The Tonners were mightily impressive, and after an even first quarter, our blokes established a handy 20-point lead at half-time before racing away in the third quarter, then finishing the job in the final term. We had winners everywhere and relished the open spaces of the best ground in the competition. Nick Pavlou was superb, picking up possessions all over the ground and placing the ball to advantage at will. He is so skilled on both sides of his body that he can take time and space to pick his mark. His work with Anthony Zimmerman, in particular, provided great entertainment, and Seb made sure their efforts weren’t wasted. Harry Hill again dominated and his combinations with the tireless Tom Fisher also created plenty of chances for us to score.
The Tonners lost Ned Murray, who broke his collarbone in the opening minutes, but the defence steadied and played cohesively all day. Tom Yorgey returned and cut off Trinity’s forward moves in the first half, dashing across half-back to intercept and drive us forward. Elliot Le Grice roamed over a lot of ground, at one stage even seducing Williams late in the game to forego his certain twelfth goal, to allow him a shot, but as had happened at HQ a fortnight ago, Le Grice kicked it like the fine defender he is! Monty and Tom Laumets enjoyed fine games at the back where Tom Larkworthy, Raury Bolger, Max Lohan and Marty Ho also combined well to keep pressure on Trinity and force them into error.
The Tonners held control in the centre of the ground where Tom King contested strongly and both Tom Fisher and Eddie Tait provided the heavy work. King marked regularly around the ground and was a key to our gaining control of the game. The boys continually broke from tight situations and our foot passing was precise and penetrating. Although his usually reliable kicking was a little astray at times, Hamish was a thorn in Trinity’s side and both he and Ben Jakobi often won the ball in defence and sparked attacks through Hill and Pavlou. Although Williams looked after most of the scoring, young Jake Turner goaled with his first senior kick before injuring a hamstring in the third term, and J’Andre Olivier chipped in with aerial support to keep the opposition backs guessing.

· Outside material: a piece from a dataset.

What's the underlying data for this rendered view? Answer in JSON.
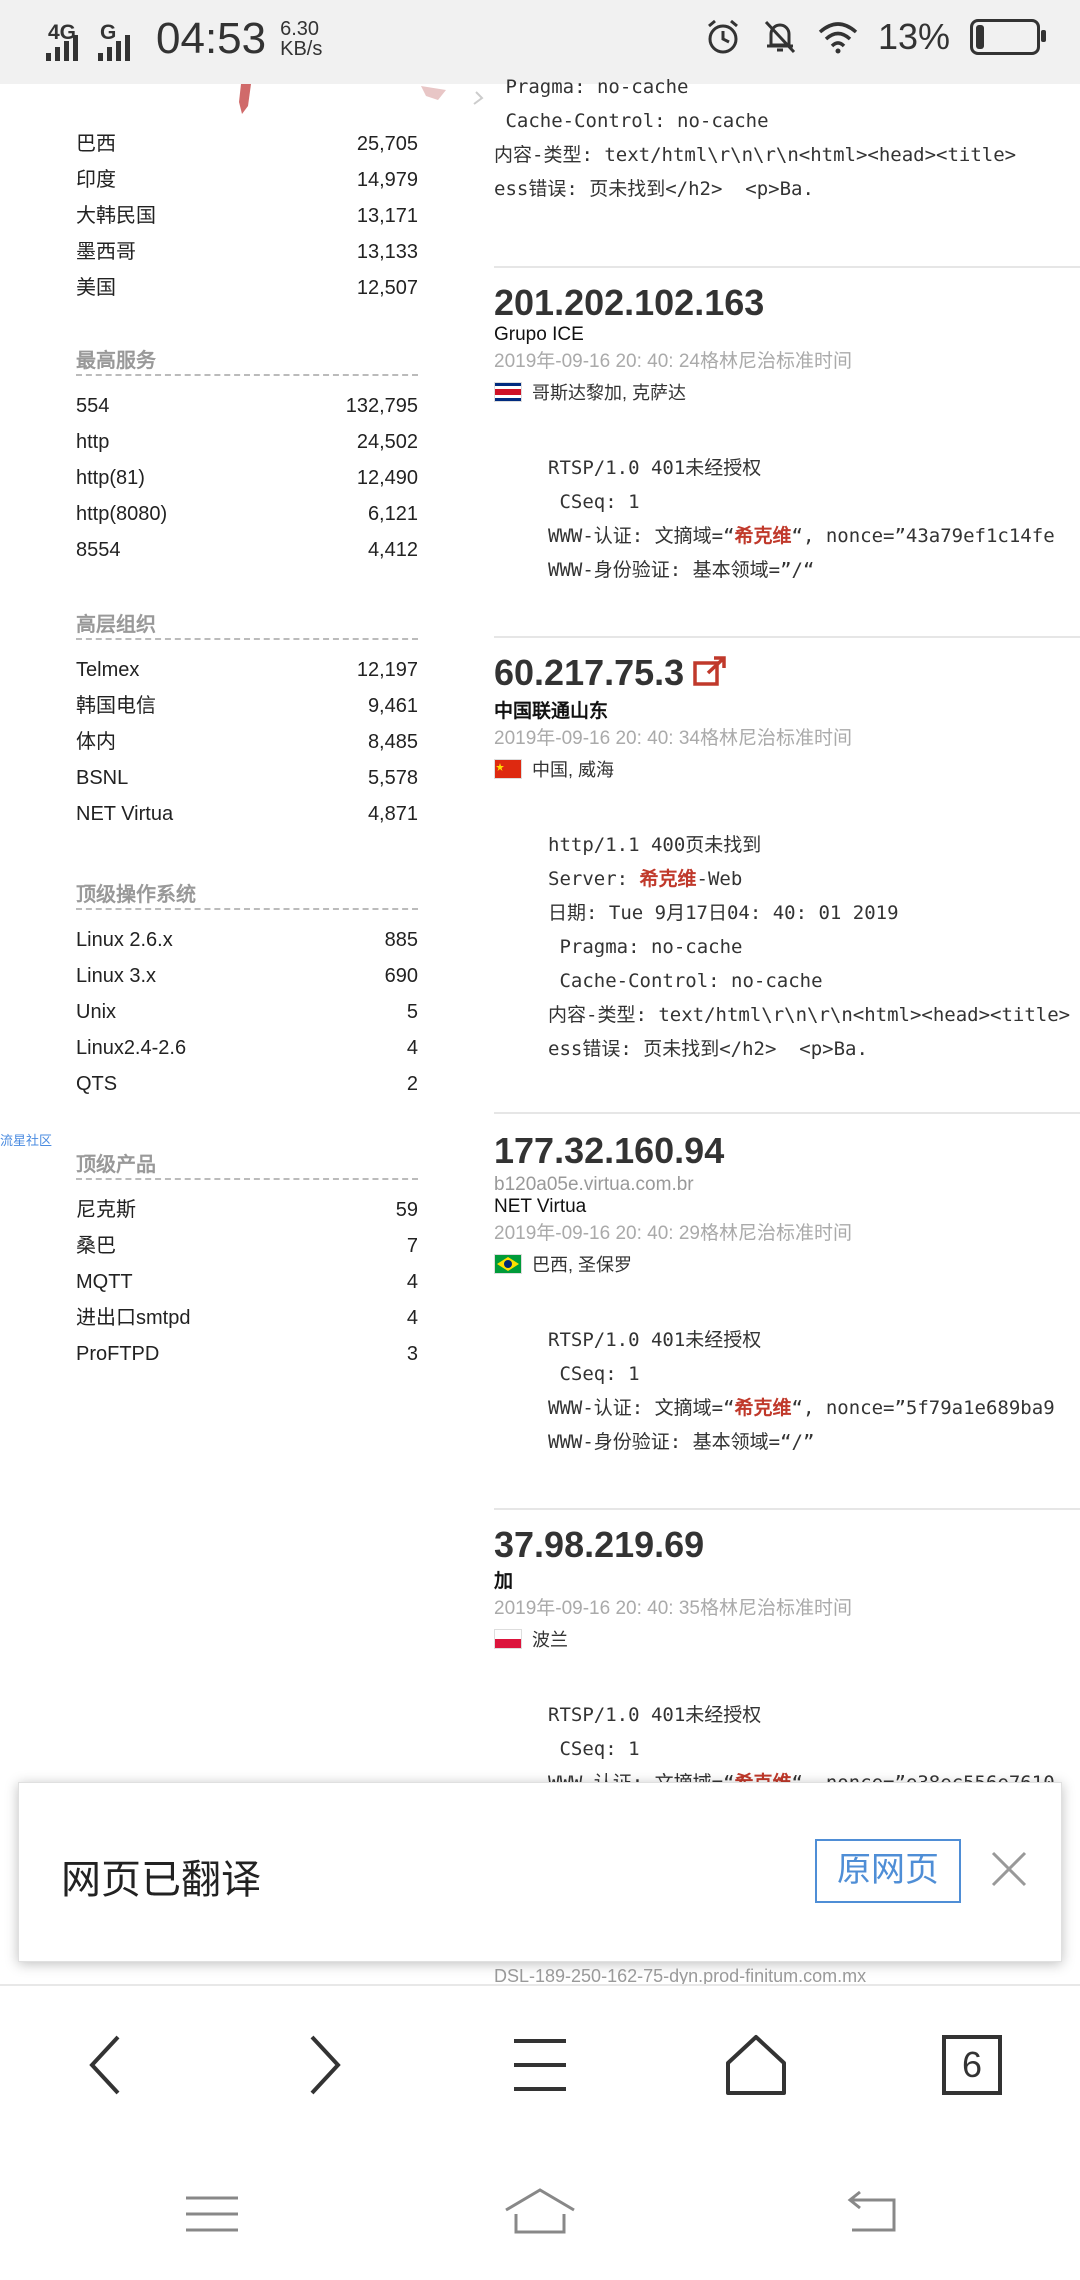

Jimmy Davis was back in the action, as was Kara, dubbed “the brick with eyes” by my Trinity colleague, as he bobbed around Williams with instructions not to sprint, staying off the score sheet, and no doubt ending the day consumed with envy.
We now eagerly await the great challenge to wind up the season as we take on the top three clubs before finishing at Carey in the final round. Yesterday’s spirited effort gives us a chance from fifth position, to again launch at the finals if we are good enough.